A little scary that technology has come to this.  I dont think this is a technology that we are going to see widespread use of for quite sometime, simply due to its cost.  The only time I could see probable cause for this device being used is for a traffic stop for texting while driving, if thats against the law where you are.  But the possibilities for using it in Arson situations is very interesting.  I'm not sure how the laws work everywhere but there are many areas where the fire department takes ownership of the property when responding to and mitigating a fire and retain that control (and the right to collect and remove evidence) as long as a FD member remains on scene within a reasonable time frame.  So in theory if you find a cell phone in plain sight somewhere on the property you could do a data dump on it as evidence in an ongoiong arson investigation.  This would have to assume two things though an arsonist was dumb enough to loose or forget his phone and two the phone surrvived the fire and supression efforts enough to retain any data.  Any other situation find probable cause and secure a warrant.  Ill say this though I'm not gonna look at my iphone the same way again.

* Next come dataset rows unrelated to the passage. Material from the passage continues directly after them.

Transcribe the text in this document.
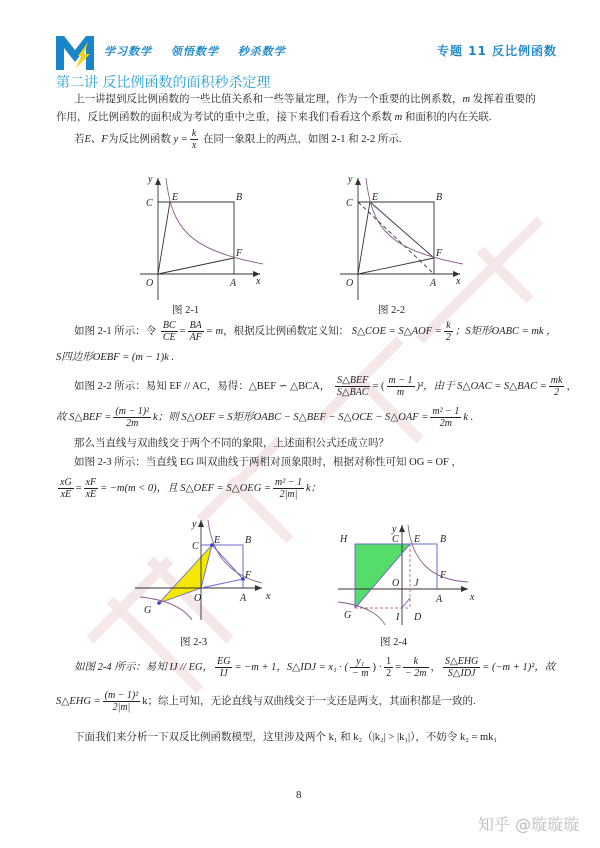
学习数学 领悟数学 秒杀数学	专题 11 反比例函数
第二讲 反比例函数的面积秒杀定理
上一讲提到反比例函数的一些比值关系和一些等量定理，作为一个重要的比例系数，m 发挥着重要的
作用，反比例函数的面积成为考试的重中之重，接下来我们看看这个系数 m 和面积的内在关联.
若E、F为反比例函数 $y = \frac{k}{x}$ 在同一象限上的两点，如图 2-1 和 2-2 所示.
y
x
O	A
B
C
E
F
图 2-1
y
x
O	A
B
C
E
F
图 2-2
如图 2-1 所示：令 $\frac{BC}{CE} = \frac{BA}{AF} = m$，根据反比例函数定义知： S△COE = S△AOF = $\frac{k}{2}$ ；S矩形OABC = mk ，
S四边形OEBF = (m − 1)k .
如图 2-2 所示：易知 EF // AC，易得：△BEF ∽ △BCA， $\frac{\text{S△BEF}}{\text{S△BAC}}$ = ( $\frac{m - 1}{m} )^2$，由于 S△OAC = S△BAC = $\frac{mk}{2}$ ，
故 S△BEF = $\frac{\text{(m − 1)²}}{2m}$ k；则 S△OEF = S矩形OABC − S△BEF − S△OCE − S△OAF = $\frac{\text{m² − 1}}{2m}$ k .
那么当直线与双曲线交于两个不同的象限，上述面积公式还成立吗？
如图 2-3 所示：当直线 EG 叫双曲线于两相对顶象限时，根据对称性可知 OG = OF ，
$\frac{xG}{xE} = \frac{xF}{xE} = -m(m < 0)$，且 S△OEF = S△OEG = $\frac{\text{m² − 1}}{2|m|}$ k；
y
x
C
E B
F
O	A
G
图 2-3
y
x
H	C E B
F
O J
A
G	I D
图 2-4
如图 2-4 所示：易知 IJ // EG， $\frac{EG}{IJ} = -m + 1$，S△IDJ = x₁ · ( $\frac{\text{y₁}}{- m}$ ) · $\frac{1}{2} = \frac{k}{- 2m}$ ， $\frac{\text{S△EHG}}{\text{S△IDJ}} = (-m + 1)^2$，故
S△EHG = $\frac{\text{(m − 1)²}}{2|m|}$ k；综上可知，无论直线与双曲线交于一支还是两支，其面积都是一致的.
下面我们来分析一下双反比例函数模型，这里涉及两个 k₁ 和 k₂（|k₂| > |k₁|），不妨令 k₂ = mk₁
8
知乎 @璇璇璇
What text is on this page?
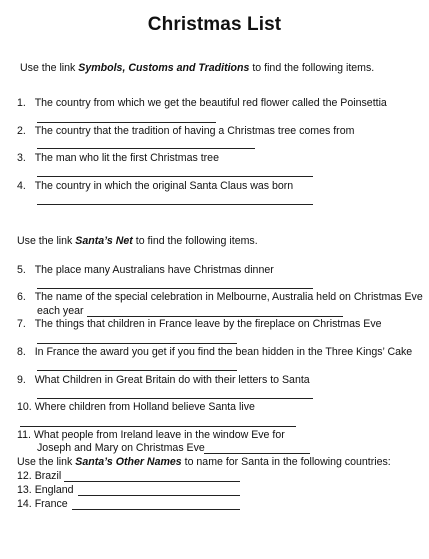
Christmas List
Use the link Symbols, Customs and Traditions to find the following items.
1. The country from which we get the beautiful red flower called the Poinsettia
2. The country that the tradition of having a Christmas tree comes from
3. The man who lit the first Christmas tree
4. The country in which the original Santa Claus was born
Use the link Santa’s Net to find the following items.
5. The place many Australians have Christmas dinner
6. The name of the special celebration in Melbourne, Australia held on Christmas Eve
each year
7. The things that children in France leave by the fireplace on Christmas Eve
8. In France the award you get if you find the bean hidden in the Three Kings’ Cake
9. What Children in Great Britain do with their letters to Santa
10. Where children from Holland believe Santa live
11. What people from Ireland leave in the window Eve for
Joseph and Mary on Christmas Eve
Use the link Santa’s Other Names to name for Santa in the following countries:
12. Brazil
13. England
14. France
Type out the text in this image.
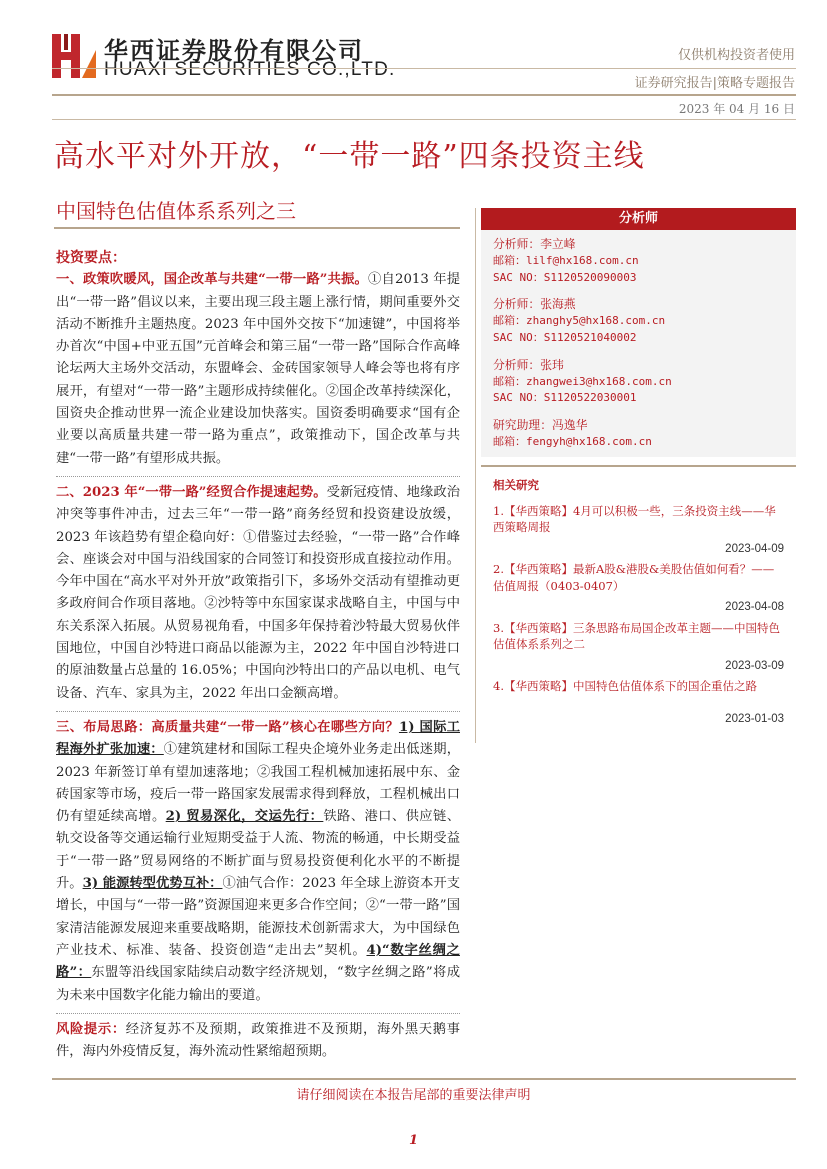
华西证券股份有限公司
HUAXI SECURITIES CO.,LTD.
仅供机构投资者使用
证券研究报告|策略专题报告
2023 年 04 月 16 日
高水平对外开放，“一带一路”四条投资主线
中国特色估值体系系列之三

投资要点：

一、政策吹暖风，国企改革与共建“一带一路”共振。①自2013 年提出“一带一路”倡议以来，主要出现三段主题上涨行情，期间重要外交活动不断推升主题热度。2023 年中国外交按下“加速键”，中国将举办首次“中国+中亚五国”元首峰会和第三届“一带一路”国际合作高峰论坛两大主场外交活动，东盟峰会、金砖国家领导人峰会等也将有序展开，有望对“一带一路”主题形成持续催化。②国企改革持续深化，国资央企推动世界一流企业建设加快落实。国资委明确要求“国有企业要以高质量共建一带一路为重点”，政策推动下，国企改革与共建“一带一路”有望形成共振。

二、2023 年“一带一路”经贸合作提速起势。受新冠疫情、地缘政治冲突等事件冲击，过去三年“一带一路”商务经贸和投资建设放缓，2023 年该趋势有望企稳向好：①借鉴过去经验，“一带一路”合作峰会、座谈会对中国与沿线国家的合同签订和投资形成直接拉动作用。今年中国在“高水平对外开放”政策指引下，多场外交活动有望推动更多政府间合作项目落地。②沙特等中东国家谋求战略自主，中国与中东关系深入拓展。从贸易视角看，中国多年保持着沙特最大贸易伙伴国地位，中国自沙特进口商品以能源为主，2022 年中国自沙特进口的原油数量占总量的 16.05%；中国向沙特出口的产品以电机、电气设备、汽车、家具为主，2022 年出口金额高增。

三、布局思路：高质量共建“一带一路”核心在哪些方向？1) 国际工程海外扩张加速：①建筑建材和国际工程央企境外业务走出低迷期，2023 年新签订单有望加速落地；②我国工程机械加速拓展中东、金砖国家等市场，疫后一带一路国家发展需求得到释放，工程机械出口仍有望延续高增。2) 贸易深化，交运先行：铁路、港口、供应链、轨交设备等交通运输行业短期受益于人流、物流的畅通，中长期受益于“一带一路”贸易网络的不断扩面与贸易投资便利化水平的不断提升。3) 能源转型优势互补：①油气合作：2023 年全球上游资本开支增长，中国与“一带一路”资源国迎来更多合作空间；②“一带一路”国家清洁能源发展迎来重要战略期，能源技术创新需求大，为中国绿色产业技术、标准、装备、投资创造“走出去”契机。4)“数字丝绸之路”：东盟等沿线国家陆续启动数字经济规划，“数字丝绸之路”将成为未来中国数字化能力输出的要道。

风险提示：经济复苏不及预期，政策推进不及预期，海外黑天鹅事件，海内外疫情反复，海外流动性紧缩超预期。

分析师
分析师：李立峰
邮箱：lilf@hx168.com.cn
SAC NO：S1120520090003
分析师：张海燕
邮箱：zhanghy5@hx168.com.cn
SAC NO：S1120521040002
分析师：张玮
邮箱：zhangwei3@hx168.com.cn
SAC NO：S1120522030001
研究助理：冯逸华
邮箱：fengyh@hx168.com.cn
相关研究
1.【华西策略】4月可以积极一些，三条投资主线——华西策略周报
2023-04-09
2.【华西策略】最新A股&港股&美股估值如何看？——估值周报（0403-0407）
2023-04-08
3.【华西策略】三条思路布局国企改革主题——中国特色估值体系系列之二
2023-03-09
4.【华西策略】中国特色估值体系下的国企重估之路
2023-01-03
请仔细阅读在本报告尾部的重要法律声明
1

as far as the cellbrite not being widespread there is one in just about every cell phone retailer in the country that does data transfer from your old to new phone, I used to work for a retailer and this is almost the exact system we used just a bit more updated than ours

Transferring data from one cellphone to another is quite a bit different than utilizing the same technology for random traffic stops or to arbitrarily check someone's cell phone history. As I stated before, you want to know, get a warrant, no reason for this technology to just be arbitrarily used.